The new model would allow France’s strategic deterrent to be “spread across the European continent” to “complicate the calculations of our adversaries”, Macron said. The doctrine could also involve “the conventional participation of allied forces in our nuclear activities”, he added.

Bruno Tertrais, the deputy director of France’s FRS thinktank, said Macron’s speech was “the most significant update to French nuclear deterrence policy in 30 years” and a “major step forward”.

Donald Trump’s rapprochement with Russia over the Ukraine war and his tougher posture towards the US’s traditional transatlantic allies have shaken European governments, which have long relied on the US for deterring potential adversaries.
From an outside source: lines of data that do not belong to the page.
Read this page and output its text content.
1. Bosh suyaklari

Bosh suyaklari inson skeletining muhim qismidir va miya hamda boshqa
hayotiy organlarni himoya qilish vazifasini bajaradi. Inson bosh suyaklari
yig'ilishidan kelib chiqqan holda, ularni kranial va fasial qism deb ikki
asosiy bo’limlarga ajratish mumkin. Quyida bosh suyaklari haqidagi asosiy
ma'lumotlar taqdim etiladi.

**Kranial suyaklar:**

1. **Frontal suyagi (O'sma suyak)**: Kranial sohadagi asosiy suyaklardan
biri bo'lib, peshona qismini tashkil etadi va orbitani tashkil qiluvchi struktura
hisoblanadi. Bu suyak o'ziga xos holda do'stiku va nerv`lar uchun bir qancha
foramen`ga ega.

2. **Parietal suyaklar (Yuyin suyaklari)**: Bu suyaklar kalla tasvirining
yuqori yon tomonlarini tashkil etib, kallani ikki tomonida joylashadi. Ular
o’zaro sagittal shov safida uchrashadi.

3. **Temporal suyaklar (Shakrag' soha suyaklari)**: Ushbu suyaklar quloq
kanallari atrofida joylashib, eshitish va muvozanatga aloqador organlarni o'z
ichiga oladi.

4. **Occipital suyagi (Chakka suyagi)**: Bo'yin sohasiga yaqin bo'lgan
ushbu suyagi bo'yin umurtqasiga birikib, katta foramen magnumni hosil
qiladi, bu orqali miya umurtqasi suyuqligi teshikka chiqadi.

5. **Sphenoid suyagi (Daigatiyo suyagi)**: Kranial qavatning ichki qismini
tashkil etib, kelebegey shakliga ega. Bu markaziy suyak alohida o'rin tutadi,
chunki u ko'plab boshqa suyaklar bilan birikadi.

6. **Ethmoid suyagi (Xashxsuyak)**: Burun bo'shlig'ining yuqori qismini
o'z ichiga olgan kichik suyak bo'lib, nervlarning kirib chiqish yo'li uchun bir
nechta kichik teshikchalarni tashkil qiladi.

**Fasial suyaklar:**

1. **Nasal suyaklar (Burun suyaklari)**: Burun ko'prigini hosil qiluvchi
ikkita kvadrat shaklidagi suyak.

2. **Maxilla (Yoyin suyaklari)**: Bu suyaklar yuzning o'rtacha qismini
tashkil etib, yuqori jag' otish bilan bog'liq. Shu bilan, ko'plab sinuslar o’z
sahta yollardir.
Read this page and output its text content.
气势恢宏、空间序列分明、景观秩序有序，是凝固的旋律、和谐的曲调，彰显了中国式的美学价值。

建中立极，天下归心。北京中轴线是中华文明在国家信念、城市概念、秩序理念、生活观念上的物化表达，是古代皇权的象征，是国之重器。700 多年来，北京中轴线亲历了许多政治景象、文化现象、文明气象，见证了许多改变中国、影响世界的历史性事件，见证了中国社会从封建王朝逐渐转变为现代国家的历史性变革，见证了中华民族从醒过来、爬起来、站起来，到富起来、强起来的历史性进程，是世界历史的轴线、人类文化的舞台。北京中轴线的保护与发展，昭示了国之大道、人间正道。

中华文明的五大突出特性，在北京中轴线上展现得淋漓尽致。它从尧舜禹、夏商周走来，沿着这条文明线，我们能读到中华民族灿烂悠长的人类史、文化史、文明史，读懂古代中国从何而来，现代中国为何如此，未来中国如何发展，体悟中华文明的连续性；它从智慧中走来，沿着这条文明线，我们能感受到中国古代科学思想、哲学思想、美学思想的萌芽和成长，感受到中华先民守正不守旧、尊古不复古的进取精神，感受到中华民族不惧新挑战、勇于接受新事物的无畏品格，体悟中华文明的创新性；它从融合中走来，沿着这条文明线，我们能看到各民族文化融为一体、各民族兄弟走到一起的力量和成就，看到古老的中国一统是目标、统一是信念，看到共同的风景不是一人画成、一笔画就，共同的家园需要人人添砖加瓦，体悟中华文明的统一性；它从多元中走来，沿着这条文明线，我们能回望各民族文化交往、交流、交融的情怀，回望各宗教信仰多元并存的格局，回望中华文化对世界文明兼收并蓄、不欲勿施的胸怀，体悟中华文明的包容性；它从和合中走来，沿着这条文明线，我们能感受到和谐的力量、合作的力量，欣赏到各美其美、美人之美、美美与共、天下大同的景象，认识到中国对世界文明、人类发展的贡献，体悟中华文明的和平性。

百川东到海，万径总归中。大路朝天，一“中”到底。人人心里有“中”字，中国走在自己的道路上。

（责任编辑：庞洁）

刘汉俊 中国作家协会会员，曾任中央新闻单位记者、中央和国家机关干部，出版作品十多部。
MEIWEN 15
Macron’s long-planned speech was maintained despite the escalating conflict around Iran because the “violence in the Middle East shows the importance of France’s power and independence to face down growing threats”, a French official said.

Macron has previously floated a mutualisation of France’s nuclear arsenal, including at last month’s Munich Security Conference at which he said a “re-articulation” was needed to reflect “special cooperation … and common security interests” within Europe.

Earlier this month the German chancellor, Friedrich Merz, said he had held “initial talks” with Macron on the nuclear issue. France and the UK also adopted a joint declaration in July on the “coordination” of both nations’ nuclear forces.

France and Germany said in a joint statement on Monday after Macron’s speech that they had set up a “high-ranking nuclear steering group” as part of an arrangement they said would “add to, not substitute for, Nato’s nuclear deterrence”.

The two countries said they had “agreed to take first concrete steps, including German conventional participation in French nuclear exercises and joint visits to strategic sites as well as development of conventional capabilities with European partners”.

Poland’s prime minister, Donald Tusk, said in a social media post that he was in talks with Paris and European allies on the French proposals, adding: “We are arming up together with our friends so that our enemies will never dare to attack us.”

Sweden’s prime minister, Ulf Kristersson, also confirmed Sweden’s intention to take part in the discussions. “Strengthening Europe’s overall defence capability has not been as important since the second world war as it is right now,” he said.

Kristersson noted the talks would take place “in dialogue also with the US” and Nato, which Sweden joined in 2024. “As long as Russia has these weapons and threatens its neighbours, democracies must be able to deter” them, he said.